The Joy of Philosophy (4/4)

My previous 3 posts in this mini-series were:

Heidegger’s Hegelian Phenomenological Method (Part 1/2)

Heidegger’s Hegelian Phenomenological Method (Part 2/2)

Dr. Carlo Alvaro and Dr. Richard Carrier Debate the Kalam Cosmological Argument

Philosophy has to do not only with the “what” of ideas, but also “how” philosophy is being done. Moreover, we have to ask why philosophy is being done, because it is unique as a discipline of inquiry in that it must accomplish something for and in the practitioner. Anthropology, by contrast, is indifferent to transforming the human condition of the anthropologist, as is geography for the geographer.

Prof John Bagby notes:

  • By Socrates’ analogy, the philosopher must do more than engage in arguments and explanations: there is an attunement of the psyche, the development and influence of which makes or breaks the philosophical viability of all thinking and discourse. Along with thinking, we need a philosophical temperament, tenor and expertise; a spirit of fairness, a yearning for truth, the courage to admit our errors, confront our ignorance, and work in open dialogue with others.

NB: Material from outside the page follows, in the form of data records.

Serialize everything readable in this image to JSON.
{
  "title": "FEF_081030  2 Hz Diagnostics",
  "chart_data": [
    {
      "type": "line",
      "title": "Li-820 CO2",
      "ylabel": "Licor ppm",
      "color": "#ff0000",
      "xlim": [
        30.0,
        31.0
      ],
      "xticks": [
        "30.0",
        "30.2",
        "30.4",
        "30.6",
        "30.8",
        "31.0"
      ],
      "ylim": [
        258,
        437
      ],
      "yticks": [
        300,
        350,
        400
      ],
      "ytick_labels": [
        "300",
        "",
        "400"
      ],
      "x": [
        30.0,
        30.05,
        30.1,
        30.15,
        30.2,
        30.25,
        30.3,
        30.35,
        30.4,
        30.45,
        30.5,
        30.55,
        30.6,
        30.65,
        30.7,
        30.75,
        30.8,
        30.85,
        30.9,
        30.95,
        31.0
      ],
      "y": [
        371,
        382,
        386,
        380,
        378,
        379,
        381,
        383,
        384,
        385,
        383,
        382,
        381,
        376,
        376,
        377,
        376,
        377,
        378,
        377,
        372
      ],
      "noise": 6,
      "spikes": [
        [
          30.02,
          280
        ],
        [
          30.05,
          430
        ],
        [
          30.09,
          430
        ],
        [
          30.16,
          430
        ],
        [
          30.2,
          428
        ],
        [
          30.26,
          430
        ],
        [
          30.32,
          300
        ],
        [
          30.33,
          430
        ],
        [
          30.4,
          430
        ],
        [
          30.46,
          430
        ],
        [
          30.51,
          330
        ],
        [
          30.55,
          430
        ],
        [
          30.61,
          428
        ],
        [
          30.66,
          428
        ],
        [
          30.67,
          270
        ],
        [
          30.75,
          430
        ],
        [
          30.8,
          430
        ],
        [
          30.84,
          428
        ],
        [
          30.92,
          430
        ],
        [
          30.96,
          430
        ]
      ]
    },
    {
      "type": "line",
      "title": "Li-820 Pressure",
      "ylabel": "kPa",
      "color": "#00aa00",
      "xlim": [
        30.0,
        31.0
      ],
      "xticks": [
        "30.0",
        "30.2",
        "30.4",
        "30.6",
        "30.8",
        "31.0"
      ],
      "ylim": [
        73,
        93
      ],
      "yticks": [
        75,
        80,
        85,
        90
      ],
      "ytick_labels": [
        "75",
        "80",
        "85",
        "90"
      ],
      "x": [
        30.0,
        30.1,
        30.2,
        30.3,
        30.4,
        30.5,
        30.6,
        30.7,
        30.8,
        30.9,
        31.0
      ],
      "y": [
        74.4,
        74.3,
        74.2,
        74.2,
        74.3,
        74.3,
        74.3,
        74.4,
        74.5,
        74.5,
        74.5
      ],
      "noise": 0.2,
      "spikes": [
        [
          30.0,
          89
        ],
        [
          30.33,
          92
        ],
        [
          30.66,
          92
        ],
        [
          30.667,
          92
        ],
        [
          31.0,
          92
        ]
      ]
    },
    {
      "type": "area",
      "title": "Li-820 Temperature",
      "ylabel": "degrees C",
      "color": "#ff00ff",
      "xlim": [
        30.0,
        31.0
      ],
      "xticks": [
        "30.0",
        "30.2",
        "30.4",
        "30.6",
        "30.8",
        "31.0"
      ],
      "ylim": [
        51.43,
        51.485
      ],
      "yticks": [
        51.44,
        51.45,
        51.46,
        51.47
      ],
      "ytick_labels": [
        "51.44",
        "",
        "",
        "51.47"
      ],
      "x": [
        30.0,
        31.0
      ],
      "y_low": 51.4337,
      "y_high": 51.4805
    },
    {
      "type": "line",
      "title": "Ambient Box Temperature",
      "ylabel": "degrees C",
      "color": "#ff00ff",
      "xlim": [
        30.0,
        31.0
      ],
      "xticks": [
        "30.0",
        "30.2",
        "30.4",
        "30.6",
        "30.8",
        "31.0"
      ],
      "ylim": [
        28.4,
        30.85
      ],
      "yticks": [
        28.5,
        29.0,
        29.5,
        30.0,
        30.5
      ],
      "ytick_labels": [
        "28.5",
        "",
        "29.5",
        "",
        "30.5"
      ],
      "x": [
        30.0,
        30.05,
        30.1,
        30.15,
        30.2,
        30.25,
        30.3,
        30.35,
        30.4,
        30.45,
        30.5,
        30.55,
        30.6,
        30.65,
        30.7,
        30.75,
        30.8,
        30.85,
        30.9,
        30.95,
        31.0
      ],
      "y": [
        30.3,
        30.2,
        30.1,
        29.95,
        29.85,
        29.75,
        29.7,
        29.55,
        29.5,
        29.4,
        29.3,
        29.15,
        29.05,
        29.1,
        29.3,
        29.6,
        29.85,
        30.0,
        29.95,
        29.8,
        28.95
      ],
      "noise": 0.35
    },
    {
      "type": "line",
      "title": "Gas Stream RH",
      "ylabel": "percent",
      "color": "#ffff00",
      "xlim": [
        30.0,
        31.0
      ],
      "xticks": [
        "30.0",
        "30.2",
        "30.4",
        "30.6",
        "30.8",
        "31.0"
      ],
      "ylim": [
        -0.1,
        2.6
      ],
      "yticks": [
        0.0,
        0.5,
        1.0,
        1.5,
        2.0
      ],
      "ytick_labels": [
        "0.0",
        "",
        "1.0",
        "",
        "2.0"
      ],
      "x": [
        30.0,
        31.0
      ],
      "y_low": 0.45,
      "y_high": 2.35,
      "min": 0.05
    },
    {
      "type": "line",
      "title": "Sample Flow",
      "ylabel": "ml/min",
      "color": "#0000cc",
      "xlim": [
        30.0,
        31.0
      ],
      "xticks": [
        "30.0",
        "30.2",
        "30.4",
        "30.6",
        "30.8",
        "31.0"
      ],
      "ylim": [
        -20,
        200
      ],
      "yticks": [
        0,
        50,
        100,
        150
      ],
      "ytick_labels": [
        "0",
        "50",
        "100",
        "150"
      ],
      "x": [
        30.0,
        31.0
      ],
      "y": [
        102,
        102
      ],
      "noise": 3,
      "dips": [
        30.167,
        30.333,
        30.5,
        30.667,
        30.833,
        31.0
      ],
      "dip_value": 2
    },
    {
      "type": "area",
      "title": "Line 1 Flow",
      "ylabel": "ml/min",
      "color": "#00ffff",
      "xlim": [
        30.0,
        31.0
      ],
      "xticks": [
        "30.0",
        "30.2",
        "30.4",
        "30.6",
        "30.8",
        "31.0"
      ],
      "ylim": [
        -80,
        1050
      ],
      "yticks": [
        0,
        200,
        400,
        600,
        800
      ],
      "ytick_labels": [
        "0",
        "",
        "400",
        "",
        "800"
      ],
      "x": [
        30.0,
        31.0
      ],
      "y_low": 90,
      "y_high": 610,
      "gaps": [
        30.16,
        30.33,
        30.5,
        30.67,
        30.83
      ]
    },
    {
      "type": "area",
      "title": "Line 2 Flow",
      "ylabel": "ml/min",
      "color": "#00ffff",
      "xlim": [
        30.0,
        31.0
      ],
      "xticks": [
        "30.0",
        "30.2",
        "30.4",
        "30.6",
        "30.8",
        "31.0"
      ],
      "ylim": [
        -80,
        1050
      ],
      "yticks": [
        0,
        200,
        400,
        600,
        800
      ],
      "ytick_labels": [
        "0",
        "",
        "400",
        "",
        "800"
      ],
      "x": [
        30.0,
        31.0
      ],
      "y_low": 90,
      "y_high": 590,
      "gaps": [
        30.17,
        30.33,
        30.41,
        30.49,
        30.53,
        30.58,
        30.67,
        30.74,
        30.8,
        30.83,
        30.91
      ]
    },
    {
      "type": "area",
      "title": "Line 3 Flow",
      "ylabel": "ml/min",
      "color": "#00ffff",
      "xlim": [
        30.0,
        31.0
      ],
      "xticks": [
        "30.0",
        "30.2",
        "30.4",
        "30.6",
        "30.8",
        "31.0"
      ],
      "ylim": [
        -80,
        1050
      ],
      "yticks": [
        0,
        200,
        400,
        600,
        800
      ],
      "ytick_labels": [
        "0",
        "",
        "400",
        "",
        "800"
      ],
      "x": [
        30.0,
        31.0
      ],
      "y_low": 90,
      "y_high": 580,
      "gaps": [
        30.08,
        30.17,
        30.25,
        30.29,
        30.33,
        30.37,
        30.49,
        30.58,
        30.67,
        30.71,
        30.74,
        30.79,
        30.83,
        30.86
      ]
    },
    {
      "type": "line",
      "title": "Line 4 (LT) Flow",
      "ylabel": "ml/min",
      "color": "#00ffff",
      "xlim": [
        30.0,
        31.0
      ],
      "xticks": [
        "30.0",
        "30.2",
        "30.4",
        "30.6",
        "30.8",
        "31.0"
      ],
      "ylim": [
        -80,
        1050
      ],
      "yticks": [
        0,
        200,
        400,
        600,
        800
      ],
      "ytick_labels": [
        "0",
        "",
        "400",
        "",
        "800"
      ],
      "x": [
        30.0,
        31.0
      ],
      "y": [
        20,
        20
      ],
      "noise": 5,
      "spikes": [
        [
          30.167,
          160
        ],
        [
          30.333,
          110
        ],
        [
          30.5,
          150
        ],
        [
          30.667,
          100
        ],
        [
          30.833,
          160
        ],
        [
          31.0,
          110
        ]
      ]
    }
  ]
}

Rooted in the spirit of invention, philosophical discourse provides an occasion to collectively work together to better attune ourselves to the work of philosophy, to the complex confluences and dissipations of movements transpiring in our psyches and to one another’s perspectives and needs.

But what is the question philosophy is attempting to deal with? For Heidegger in his reading of philosophy from Anaximander to Nietzsche it was the problem of existential homeless, that the human condition is fundamentally opposed to human nature and how we might work to begin to overcome this.